Font Size:  

A Girl’s Gotta Eat

The two weeks pass by quickly. Despite having cut my hours, I’m spending more time at the bakery, and my personal calendar has filled with the projects Grayson’s teammates keep sending my way.

I’m burning the candle at both ends.

I’ve started taking Sundays off so I can watch Grayson play, whether I’m in person at the stadium because they’re playing in Vegas and he sent me yet another jersey to wear, or I’m at home watching from the comfort of my couch with my slippers on.

And when I watch, I feel this strange sense of ownership over him. That’s my guy.

He is. Except…he’s not.

When Friday rolls around, Beck texts me that their plane landed.
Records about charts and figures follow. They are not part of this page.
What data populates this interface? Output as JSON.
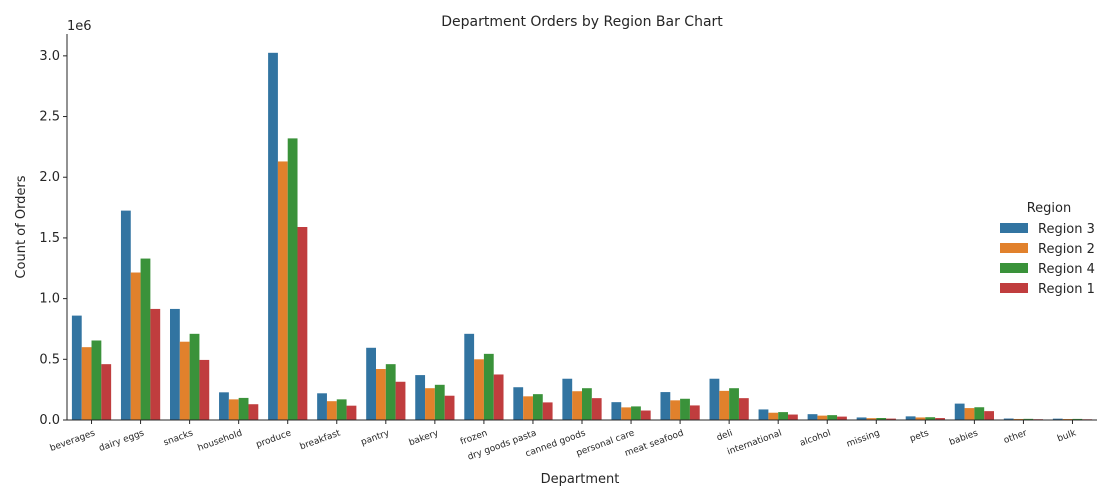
{
  "chart_data": {
    "type": "bar",
    "title": "Department Orders by Region Bar Chart",
    "xlabel": "Department",
    "ylabel": "Count of Orders",
    "offset_label": "1e6",
    "ylim": [
      0,
      3180000
    ],
    "yticks": [
      0,
      500000,
      1000000,
      1500000,
      2000000,
      2500000,
      3000000
    ],
    "ytick_labels": [
      "0.0",
      "0.5",
      "1.0",
      "1.5",
      "2.0",
      "2.5",
      "3.0"
    ],
    "grid": false,
    "legend": {
      "title": "Region",
      "placement": "right"
    },
    "categories": [
      "beverages",
      "dairy eggs",
      "snacks",
      "household",
      "produce",
      "breakfast",
      "pantry",
      "bakery",
      "frozen",
      "dry goods pasta",
      "canned goods",
      "personal care",
      "meat seafood",
      "deli",
      "international",
      "alcohol",
      "missing",
      "pets",
      "babies",
      "other",
      "bulk"
    ],
    "series": [
      {
        "name": "Region 3",
        "color": "#3274a1",
        "values": [
          860000,
          1725000,
          915000,
          228000,
          3025000,
          220000,
          595000,
          370000,
          710000,
          270000,
          340000,
          147000,
          230000,
          340000,
          87000,
          48000,
          21000,
          30000,
          135000,
          12000,
          11000
        ]
      },
      {
        "name": "Region 2",
        "color": "#e1812c",
        "values": [
          600000,
          1215000,
          645000,
          170000,
          2130000,
          155000,
          420000,
          262000,
          500000,
          195000,
          237000,
          104000,
          162000,
          240000,
          60000,
          36000,
          15000,
          21000,
          98000,
          8500,
          8000
        ]
      },
      {
        "name": "Region 4",
        "color": "#3a923a",
        "values": [
          655000,
          1330000,
          710000,
          182000,
          2320000,
          170000,
          460000,
          290000,
          545000,
          213000,
          262000,
          112000,
          175000,
          262000,
          65000,
          40000,
          16500,
          23000,
          105000,
          9500,
          9000
        ]
      },
      {
        "name": "Region 1",
        "color": "#c03d3e",
        "values": [
          460000,
          915000,
          495000,
          130000,
          1590000,
          118000,
          315000,
          200000,
          375000,
          145000,
          180000,
          78000,
          120000,
          180000,
          45000,
          28000,
          11500,
          16000,
          73000,
          6500,
          6000
        ]
      }
    ]
  }
}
My mom brought her boyfriend, and they’re both going to be staying with me, and it all just feels so weird.

But if she’s happy, if she’s out of the fog that’s lasted since my dad died, then I’m happy for her.

Beck rented a car, and my doorbell rings about an hour after I received his text.

My brother stands in front of the group, looking clean-cut as always, and I glance beyond him while I hug him first.

My mom looks…different. Cleaned up or something. She’s wearing a dress, and her hair is dark when it was always platinum. She’s wearing makeup, and the deep bags that were under her eyes for so long seem to have lifted. She looks like she has joy inside her again, and this woman reminds me of the woman I knew when I was six or seven. She looks like the kind of mom I would have loved to have had when I was a teenager and needed my mom.

My eyes flick to the man she brought with her. He’s tall and handsome, and he’s wearing a suit. They look like a power couple in town on business, and somehow…it suits her.

“Mom,” I say, and she squeezes me tightly. She holds on a few extra beats, and she smells exactly like I remember her smelling. “It’s so good to see you. You look great.”

“I can’t believe this is the first time I’ve been out to Vegas to visit you since you moved here,” she says softly.

“Eight years now,” I say. “Better late than never, right?” It’s something my dad used to say to us all the time.

I still remember it in his voice when I think hard enough.

She presses her lips together and tilts her head, a secret acknowledgment of his words, and then she looks at the man standing beside her. “This is Thomas,” she says. “Thomas, my beautiful and talented daughter, Ava.”

“Pleasure,” Thomas says as he shakes my hand.

Weirdly, he doesn’t remind me of my dad in any way, but I still like that he’s here. I like that he’s perhaps the vehicle that helped my mom feel like she could enjoy life again.

“Come on in,” I tell them. I show them to the guest room—which happens to be Kelly’s old room—and leave to let them get settled in while I meet Beck in the kitchen.

“You okay with dinner tonight?” he asks.

“A girl’s gotta eat,” I say, and he shakes his head.

“Are you okay with Grayson being there, I mean.”

“Oh, uh…yeah. Of course.” Of course I can handle a meal with Grayson. I love him.

And that’s the whole problem. I’ve been so skittish to jump back in that I’ve been content with seeing him on Sundays at his home games, talking to him during the week, and staying far, far away so I don’t fall into that body-betraying syndrome where I’m so attracted to him that I can’t help but get naked and jump on top of him.

Not that I haven’t thought about it. Especially late at night when I’m home all alone with just my vibrator.

“Great. We have reservations tonight at Prime Cellar. Eight o’clock. Can you get Mom and Thomas there?”

I nod. “I sure can,” I say, and my tone is a little too bright.

It’s fine. I can eat a meal with my ex, whom I still love, and his best friend, who is also my brother, plus my mom and her new boyfriend. No problem. It won’t be awkward at all.

And since I’m the driver, I won’t even get to drink.